Anybody have any experience with fasting beyond the calorie-reduction kind? Might this simple measure, done wisely and in addition to getting more physical activity, help us return to a better balance between diet and weight, to live more naturally?
“Humans live on one-quarter of what they eat; on the other three-quarters lives their doctor.” Egyptian pyramid inscription, 3800 B.C.
Fasting isn’t good for everyone. I did some in my twenties and it created in me a cycle of binging that followed. I do see how people like it and some get anorexia by way of it because after awhile you can feel powerful and almost euphoric (you also can feel the opposite of that). But I do think the body benefits from a rest from digesting food. When I need to cut back I don’t eat at night after supper and then break my fast the next morning. I also think we could all benefit from stopping eating before we are actually full.
i fast on occasion when i feel my body is starting to get sluggish from eating the wrong kinds of foods….say when we’ve been traveling or really busy, times when we eat out more or eat more processed food. the easiest way for me, is to fast after lunch, until lunch the next day b/c you sleep through most of it. 🙂 i’ve never been successful at a morning until next morning. then i break the fast with something light, like fruit and yogurt. i tend to feel better afterwards.

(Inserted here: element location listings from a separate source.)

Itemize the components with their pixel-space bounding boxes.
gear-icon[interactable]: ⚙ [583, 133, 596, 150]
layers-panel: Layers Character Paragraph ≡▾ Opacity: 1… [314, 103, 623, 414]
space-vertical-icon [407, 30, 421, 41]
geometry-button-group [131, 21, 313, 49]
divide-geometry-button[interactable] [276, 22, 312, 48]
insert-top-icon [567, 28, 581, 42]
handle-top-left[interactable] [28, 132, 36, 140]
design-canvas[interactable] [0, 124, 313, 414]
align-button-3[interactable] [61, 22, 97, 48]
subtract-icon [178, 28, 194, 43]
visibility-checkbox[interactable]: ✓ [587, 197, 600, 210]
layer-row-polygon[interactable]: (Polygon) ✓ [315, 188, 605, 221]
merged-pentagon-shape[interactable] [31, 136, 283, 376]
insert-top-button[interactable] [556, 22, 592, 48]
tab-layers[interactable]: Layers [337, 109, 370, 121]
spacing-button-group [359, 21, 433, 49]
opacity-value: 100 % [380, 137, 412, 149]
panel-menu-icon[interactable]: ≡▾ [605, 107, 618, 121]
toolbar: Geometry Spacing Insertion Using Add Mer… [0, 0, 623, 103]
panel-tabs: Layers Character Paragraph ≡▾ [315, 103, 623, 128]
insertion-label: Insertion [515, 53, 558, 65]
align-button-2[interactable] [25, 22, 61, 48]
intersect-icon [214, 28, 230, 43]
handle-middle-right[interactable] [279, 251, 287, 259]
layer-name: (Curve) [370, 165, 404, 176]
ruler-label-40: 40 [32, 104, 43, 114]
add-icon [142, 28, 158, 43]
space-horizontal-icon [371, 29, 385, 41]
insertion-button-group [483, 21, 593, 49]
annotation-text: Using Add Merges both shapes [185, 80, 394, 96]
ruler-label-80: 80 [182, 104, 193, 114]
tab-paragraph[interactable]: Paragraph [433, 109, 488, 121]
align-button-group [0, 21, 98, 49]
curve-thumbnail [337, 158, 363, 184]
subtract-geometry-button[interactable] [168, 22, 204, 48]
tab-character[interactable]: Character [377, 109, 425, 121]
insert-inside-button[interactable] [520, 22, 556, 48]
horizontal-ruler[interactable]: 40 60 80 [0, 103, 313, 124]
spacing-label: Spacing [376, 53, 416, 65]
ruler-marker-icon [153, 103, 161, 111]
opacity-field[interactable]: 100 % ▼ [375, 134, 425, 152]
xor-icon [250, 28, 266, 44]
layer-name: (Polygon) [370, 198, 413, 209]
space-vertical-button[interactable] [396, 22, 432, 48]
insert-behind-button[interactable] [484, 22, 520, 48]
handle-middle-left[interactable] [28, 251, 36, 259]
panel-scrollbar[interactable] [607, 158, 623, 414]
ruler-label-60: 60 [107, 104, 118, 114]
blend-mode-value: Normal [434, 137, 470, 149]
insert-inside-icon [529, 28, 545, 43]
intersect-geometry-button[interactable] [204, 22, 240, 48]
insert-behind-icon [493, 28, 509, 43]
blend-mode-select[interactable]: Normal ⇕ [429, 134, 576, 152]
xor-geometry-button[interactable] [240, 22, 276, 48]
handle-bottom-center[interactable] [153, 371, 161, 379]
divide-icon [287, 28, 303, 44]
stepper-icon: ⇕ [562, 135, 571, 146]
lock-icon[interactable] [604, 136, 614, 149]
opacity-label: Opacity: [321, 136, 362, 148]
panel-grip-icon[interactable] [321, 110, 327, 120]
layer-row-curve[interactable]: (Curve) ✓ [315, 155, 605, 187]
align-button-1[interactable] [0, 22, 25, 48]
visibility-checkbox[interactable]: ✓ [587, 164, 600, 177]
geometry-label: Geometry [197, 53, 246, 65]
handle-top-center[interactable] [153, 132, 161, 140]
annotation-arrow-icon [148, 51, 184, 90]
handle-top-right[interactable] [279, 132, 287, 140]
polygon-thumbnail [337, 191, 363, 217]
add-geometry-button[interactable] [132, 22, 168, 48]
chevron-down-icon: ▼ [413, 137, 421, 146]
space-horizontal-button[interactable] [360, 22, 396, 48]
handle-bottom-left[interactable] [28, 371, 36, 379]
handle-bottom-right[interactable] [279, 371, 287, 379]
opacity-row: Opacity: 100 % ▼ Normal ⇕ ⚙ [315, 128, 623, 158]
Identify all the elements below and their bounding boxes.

i have a lot of friends who fast, also… but more for the ‘spiritual’ aspect of it, as in fasting and praying.
I’ve always wondered how you can send a message to your body without your mind being involved. The fasting causes chemical changes in the body, sure, but if you know there isn’t a famine can you still “fool” your body into conserving and using wisely?
I’m not so sure.
Teresa
I don’t believe fasting works in the long run…….One should eat sensibly and also exercise on a regular basis. I rarely eat at the fast food joints. My problem is, since I live alone & hate to cook, I buy the prepared foods in the grocery stores express site. But I usually buy their chicken & veggy items – I have asked the stores dietician about the calories, fats & carbs in their prepared foods & it is not excessive, so hopefully I am not “over-indulging”! I never drink sodas, always water throughout the day. My only weakness is a glass of wine with dinner. I also exrcise 4-5 times a week at Curves – I have not lost much weight but I have lost inches, as I believe I am converting fat to muscle. I am so committed to exercising!
I like your photographs.
I’m here by way of Whiskey River. Interesting to read:
“In fasting ‘you re-tune the body, suppress insulin secretion, reduce the taste for sugar . . .”

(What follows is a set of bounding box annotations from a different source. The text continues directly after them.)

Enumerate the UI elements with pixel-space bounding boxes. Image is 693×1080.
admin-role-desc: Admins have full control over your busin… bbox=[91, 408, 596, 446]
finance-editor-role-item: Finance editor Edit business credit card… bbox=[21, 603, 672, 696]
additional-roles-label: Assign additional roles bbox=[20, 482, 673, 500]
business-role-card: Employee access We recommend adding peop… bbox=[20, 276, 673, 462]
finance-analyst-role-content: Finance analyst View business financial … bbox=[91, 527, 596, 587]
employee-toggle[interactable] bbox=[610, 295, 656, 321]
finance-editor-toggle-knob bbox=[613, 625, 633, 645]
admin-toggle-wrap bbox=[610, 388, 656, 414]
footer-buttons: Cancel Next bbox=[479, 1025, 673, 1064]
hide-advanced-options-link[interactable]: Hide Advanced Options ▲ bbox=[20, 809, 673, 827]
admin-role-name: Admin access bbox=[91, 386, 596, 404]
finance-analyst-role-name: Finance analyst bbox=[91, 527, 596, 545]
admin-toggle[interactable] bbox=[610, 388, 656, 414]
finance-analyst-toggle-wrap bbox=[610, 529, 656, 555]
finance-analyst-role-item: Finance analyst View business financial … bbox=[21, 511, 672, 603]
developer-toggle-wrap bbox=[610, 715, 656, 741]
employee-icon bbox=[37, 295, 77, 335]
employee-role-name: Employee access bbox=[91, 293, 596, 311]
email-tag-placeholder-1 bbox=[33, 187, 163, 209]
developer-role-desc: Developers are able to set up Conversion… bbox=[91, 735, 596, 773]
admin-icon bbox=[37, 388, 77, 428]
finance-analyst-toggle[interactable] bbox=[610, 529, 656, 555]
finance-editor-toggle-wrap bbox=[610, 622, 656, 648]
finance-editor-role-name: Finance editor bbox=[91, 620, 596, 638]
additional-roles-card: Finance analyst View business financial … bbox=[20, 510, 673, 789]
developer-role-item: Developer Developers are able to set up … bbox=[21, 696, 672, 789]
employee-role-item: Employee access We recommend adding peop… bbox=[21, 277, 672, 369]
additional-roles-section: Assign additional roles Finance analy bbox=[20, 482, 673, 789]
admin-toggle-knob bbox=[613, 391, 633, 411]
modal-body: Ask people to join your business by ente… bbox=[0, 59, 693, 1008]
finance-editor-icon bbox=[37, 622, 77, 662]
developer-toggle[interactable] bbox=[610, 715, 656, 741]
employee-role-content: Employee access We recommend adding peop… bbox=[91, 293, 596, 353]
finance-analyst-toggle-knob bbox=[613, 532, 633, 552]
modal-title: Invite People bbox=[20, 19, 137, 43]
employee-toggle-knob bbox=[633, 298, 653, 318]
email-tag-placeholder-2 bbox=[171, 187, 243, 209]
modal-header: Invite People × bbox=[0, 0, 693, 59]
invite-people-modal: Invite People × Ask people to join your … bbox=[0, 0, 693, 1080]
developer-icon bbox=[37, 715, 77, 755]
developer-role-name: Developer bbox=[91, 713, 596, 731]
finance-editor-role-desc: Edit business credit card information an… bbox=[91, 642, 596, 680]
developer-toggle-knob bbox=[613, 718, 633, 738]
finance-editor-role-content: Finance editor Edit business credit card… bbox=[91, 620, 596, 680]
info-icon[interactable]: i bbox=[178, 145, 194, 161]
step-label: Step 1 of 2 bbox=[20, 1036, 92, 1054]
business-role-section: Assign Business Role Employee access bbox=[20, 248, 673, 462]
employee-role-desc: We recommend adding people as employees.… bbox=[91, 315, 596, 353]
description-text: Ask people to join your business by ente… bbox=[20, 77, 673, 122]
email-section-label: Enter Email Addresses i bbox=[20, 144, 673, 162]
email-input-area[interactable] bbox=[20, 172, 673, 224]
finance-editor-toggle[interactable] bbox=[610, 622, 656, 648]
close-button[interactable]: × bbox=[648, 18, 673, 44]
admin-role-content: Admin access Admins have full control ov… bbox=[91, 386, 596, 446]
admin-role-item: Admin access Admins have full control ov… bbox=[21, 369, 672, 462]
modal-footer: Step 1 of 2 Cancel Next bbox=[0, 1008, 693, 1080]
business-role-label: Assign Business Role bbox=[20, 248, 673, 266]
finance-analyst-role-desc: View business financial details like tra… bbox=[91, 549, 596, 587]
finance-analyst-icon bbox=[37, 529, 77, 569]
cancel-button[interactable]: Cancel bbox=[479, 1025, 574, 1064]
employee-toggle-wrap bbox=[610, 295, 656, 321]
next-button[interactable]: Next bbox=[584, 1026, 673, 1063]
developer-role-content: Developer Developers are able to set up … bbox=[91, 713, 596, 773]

For almost 20 years I ate absolutely no sugar, except in fruit, and drank no alcohol, practicing what might be called a sort of long-term “partial fast.” My reason for doing this was that I was an out-of-control binge eater (also, at times, anorexic and bulimic) and that the only thing that gave me relief from binge-eating was not to eat sugar, except in fruit, and to refrain from drinking alcohol.
No one told me to do this. I just observed that many alcoholics find relief from alcoholism by refraining from drinking alcohol and that I used sugar in the way alcoholics used alcohol. I found that when I refrained from eating sugar and drinking alcohol, my binge-eating stopped and my weight stabilized for the first time in my life.

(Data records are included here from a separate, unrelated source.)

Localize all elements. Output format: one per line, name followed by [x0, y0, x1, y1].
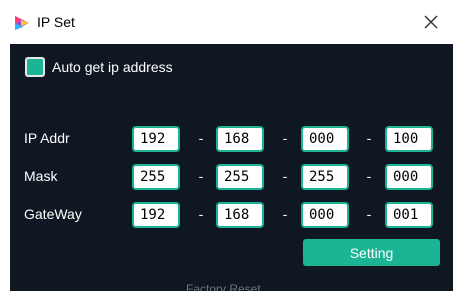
ip-address-label: IP Addr: [24, 130, 70, 146]
octet-separator: -: [366, 168, 372, 184]
gateway-row: GateWay 192 - 168 - 000 - 001: [10, 202, 453, 228]
auto-ip-option[interactable]: Auto get ip address: [25, 55, 173, 79]
octet-separator: -: [198, 206, 204, 222]
octet-separator: -: [366, 206, 372, 222]
octet-separator: -: [282, 130, 288, 146]
title-bar: IP Set: [0, 0, 453, 44]
ip-address-row: IP Addr 192 - 168 - 000 - 100: [10, 126, 453, 152]
factory-reset-button[interactable]: Factory Reset: [186, 282, 261, 291]
app-logo-icon: [15, 16, 29, 30]
octet-separator: -: [198, 130, 204, 146]
octet-separator: -: [198, 168, 204, 184]
mask-row: Mask 255 - 255 - 255 - 000: [10, 164, 453, 190]
gateway-label: GateWay: [24, 206, 82, 222]
mask-octet-1-input[interactable]: 255: [132, 164, 180, 190]
octet-separator: -: [366, 130, 372, 146]
auto-ip-label: Auto get ip address: [52, 59, 173, 75]
ip-octet-3-input[interactable]: 000: [301, 126, 349, 152]
auto-ip-checkbox[interactable]: [25, 57, 45, 77]
mask-octet-3-input[interactable]: 255: [301, 164, 349, 190]
close-button[interactable]: [419, 10, 443, 34]
octet-separator: -: [282, 168, 288, 184]
mask-octet-2-input[interactable]: 255: [216, 164, 264, 190]
gateway-octet-2-input[interactable]: 168: [216, 202, 264, 228]
close-icon: [424, 15, 438, 29]
gateway-octet-4-input[interactable]: 001: [385, 202, 433, 228]
ip-octet-1-input[interactable]: 192: [132, 126, 180, 152]
ip-octet-2-input[interactable]: 168: [216, 126, 264, 152]
octet-separator: -: [282, 206, 288, 222]
gateway-octet-3-input[interactable]: 000: [301, 202, 349, 228]
mask-label: Mask: [24, 168, 58, 184]
window-title: IP Set: [37, 14, 75, 30]
mask-octet-4-input[interactable]: 000: [385, 164, 433, 190]
setting-button[interactable]: Setting: [303, 239, 440, 266]
gateway-octet-1-input[interactable]: 192: [132, 202, 180, 228]
ip-settings-panel: Auto get ip address IP Addr 192 - 168 - …: [10, 44, 453, 291]
ip-octet-4-input[interactable]: 100: [385, 126, 433, 152]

I did complete fasts during the years when I suffered from eating disorders, once fasting for 10 days. Fasting only triggered binges for me. Fasting may not be a good idea for those of us with eating disorders.
Recently I have begun eating small amounts of sugar again, without returning to binge-eating. However, I still refrain from drinking alcohol, as I believe that was the main trigger for my binge-eating. At 58 years old, my health is quite good and I have not had to worry about my weight, anorexia, bulimia or binge-eating for 20 years now.
Everyone is different, of course, but I just wanted to mention my long-term experience with freedom from worries about my weight.